21/02/19 19:50:04 INFO Worker: Executor app-20210219194804-0000/48 finished with state EXITED message Command exited with code 1 exitStatus 1
21/02/19 19:50:04 INFO ExternalShuffleBlockResolver: Clean up non-shuffle files associated with the finished executor 48
21/02/19 19:50:04 INFO ExternalShuffleBlockResolver: Executor is not registered (appId=app-20210219194804-0000, execId=48)
21/02/19 19:50:04 INFO Worker: Asked to launch executor app-20210219194804-0000/49 for BeamApp-root-0219194747-7d7938cf_51452c51-dffe-4c61-bcb7-60c7779e3256
21/02/19 19:50:04 INFO SecurityManager: Changing view acls to: root
21/02/19 19:50:04 INFO SecurityManager: Changing modify acls to: root
21/02/19 19:50:04 INFO SecurityManager: Changing view acls groups to: 
21/02/19 19:50:04 INFO SecurityManager: Changing modify acls groups to: 
21/02/19 19:50:04 INFO SecurityManager: SecurityManager: authentication disabled; ui acls disabled; users  with view permissions: Set(root); groups with view permissions: Set(); users  with modify permissions: Set(root); groups with modify permissions: Set()
21/02/19 19:50:04 INFO ExecutorRunner: Launch command: "/usr/local/openjdk-8/bin/java" "-cp" "/opt/spark/conf/:/opt/spark/jars/*" "-Xmx1024M" "-Dspark.driver.port=44447" "org.apache.spark.executor.CoarseGrainedExecutorBackend" "--driver-url" "spark://CoarseGrainedScheduler@airflow-scheduler-local-f685b5bc7-9d7r6:44447" "--executor-id" "49" "--hostname" "172.18.0.3" "--cores" "1" "--app-id" "app-20210219194804-0000" "--worker-url" "spark://Worker@172.18.0.3:35837"
.
.
.

正如我们所见，执行程序不断退出，据我所知，这个问题是由执行程序和驱动程序（在本例中为作业服务器）之间缺少通信造成的。此外，“--driver-url”使用随机端口“-Dspark.driver.port”转换为驱动程序 pod 名称。由于我们无法定义服务的名称，工作人员尝试使用驱动程序的原始名称并使用随机生成的端口。由于配置来自驱动程序，更改 worker/master 中的默认配置文件不会产生任何结果。以 this answer 为例，我尝试在作业服务器中使用环境变量 SPARK_PUBLIC_DNS 但这并没有导致工作日志发生任何变化。

观察

直接在kubernetes中使用spark job kubectl run spark-base --rm -it --labels="app=spark-client" --image bde2020/spark-base:2.4.5-hadoop2.7 -- bash ./spark/bin/pyspark --master spark://spark-master:7077 --conf spark.driver.host=spark-client 有服务：

apiVersion: v1
kind: Service
metadata:
  name: spark-client
spec:
  selector:
    app: spark-client
  clusterIP: None

我得到了一个完整的 pyspark shell。

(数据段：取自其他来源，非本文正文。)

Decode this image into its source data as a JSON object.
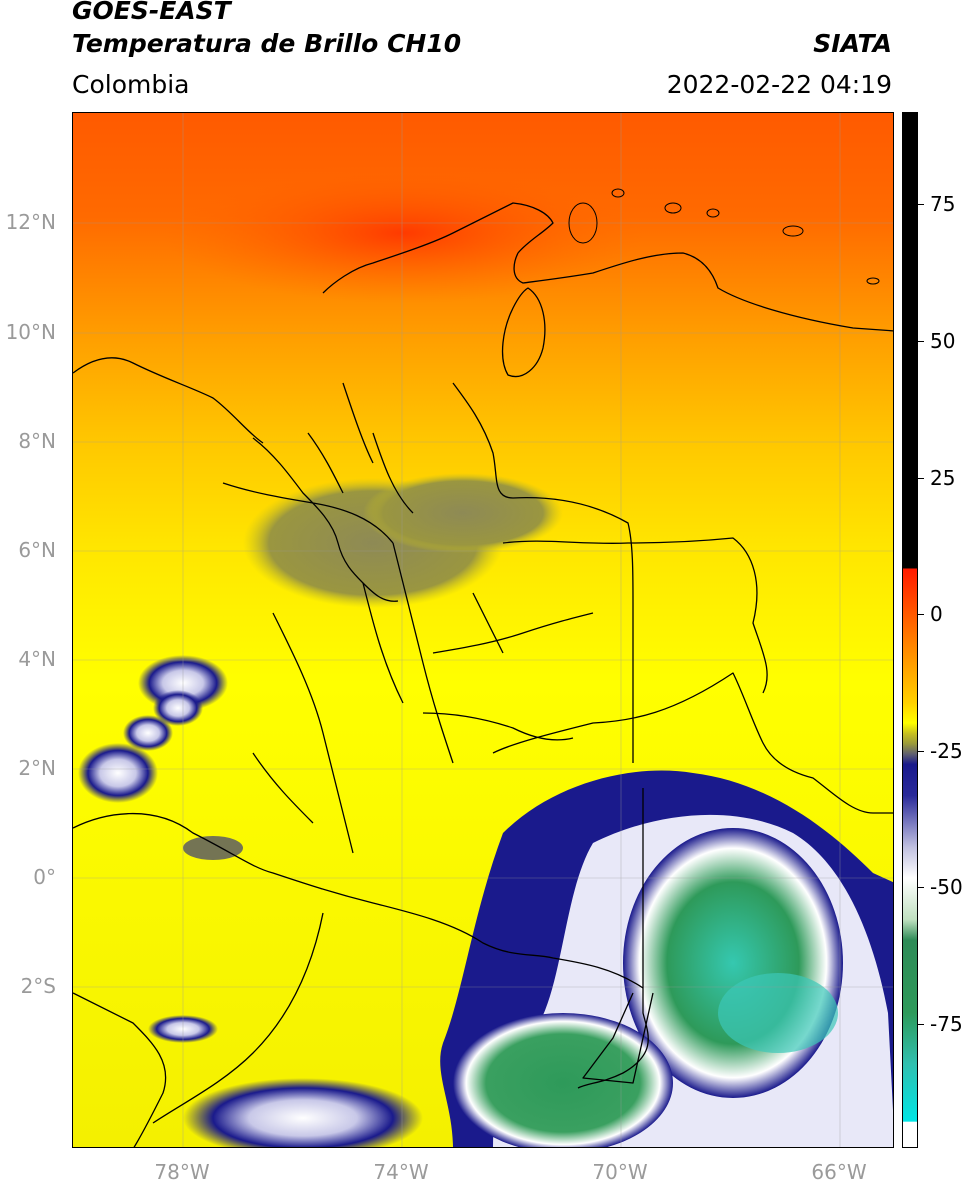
{
  "header": {
    "satellite": "GOES-EAST",
    "product": "Temperatura de Brillo CH10",
    "brand": "SIATA",
    "region": "Colombia",
    "datetime": "2022-02-22 04:19"
  },
  "map": {
    "lat_ticks": [
      "12°N",
      "10°N",
      "8°N",
      "6°N",
      "4°N",
      "2°N",
      "0°",
      "2°S"
    ],
    "lon_ticks": [
      "78°W",
      "74°W",
      "70°W",
      "66°W"
    ]
  },
  "colorbar": {
    "tick_labels": [
      "75",
      "50",
      "25",
      "0",
      "-25",
      "-50",
      "-75"
    ],
    "tick_values": [
      75,
      50,
      25,
      0,
      -25,
      -50,
      -75
    ],
    "range": [
      -90,
      90
    ],
    "colors": {
      "hot": "#ff1a00",
      "orange": "#ff8c00",
      "yellow": "#ffff00",
      "olive": "#9a9a3a",
      "navy": "#1a1a8c",
      "white": "#ffffff",
      "green": "#2e8b57",
      "cyan": "#00e5e5",
      "black": "#000000"
    }
  }
}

如果我省略 --conf 参数，我会得到与第一个设置相同的行为（无限期退出执行程序）

21/02/19 20:21:02 INFO Worker: Executor app-20210219202050-0002/4 finished with state EXITED message Command exited with code 1 exitStatus 1
21/02/19 20:21:02 INFO ExternalShuffleBlockResolver: Clean up non-shuffle files associated with the finished executor 4
21/02/19 20:21:02 INFO ExternalShuffleBlockResolver: Executor is not registered (appId=app-20210219202050-0002, execId=4)
21/02/19 20:21:02 INFO Worker: Asked to launch executor app-20210219202050-0002/5 for Spark shell
21/02/19 20:21:02 INFO SecurityManager: Changing view acls to: root
21/02/19 20:21:02 INFO SecurityManager: Changing modify acls to: root
21/02/19 20:21:02 INFO SecurityManager: Changing view acls groups to: 
21/02/19 20:21:02 INFO SecurityManager: Changing modify acls groups to: 
21/02/19 20:21:02 INFO SecurityManager: SecurityManager: authentication disabled; ui acls disabled; users  with view permissions: Set(root); groups with view permissions: Set(); users  with modify permissions: Set(root); groups with modify permissions: Set()
21/02/19 20:21:02 INFO ExecutorRunner: Launch command: "/usr/local/openjdk-8/bin/java" "-cp" "/opt/spark/conf/:/opt/spark/jars/*" "-Xmx1024M" "-Dspark.driver.port=46161" "org.apache.spark.executor.CoarseGrainedExecutorBackend" "--driver-url" "spark://CoarseGrainedScheduler@spark-base:46161" "--executor-id" "5" "--hostname" "172.18.0.20" "--cores" "1" "--app-id" "app-20210219202050-0002" "--worker-url" "spark://Worker@172.18.0.20:45151"

Answer 1

根据您的部署要求，我提供了三种解决方案供您选择。按难度排序：

使用 Spark“uber jar”作业服务器。这会在 Spark master 中启动一个嵌入式作业服务器，而不是在容器中使用独立的作业服务器。这将大大简化您的部署，因为您根本不需要启动 beam_spark_job_server 容器。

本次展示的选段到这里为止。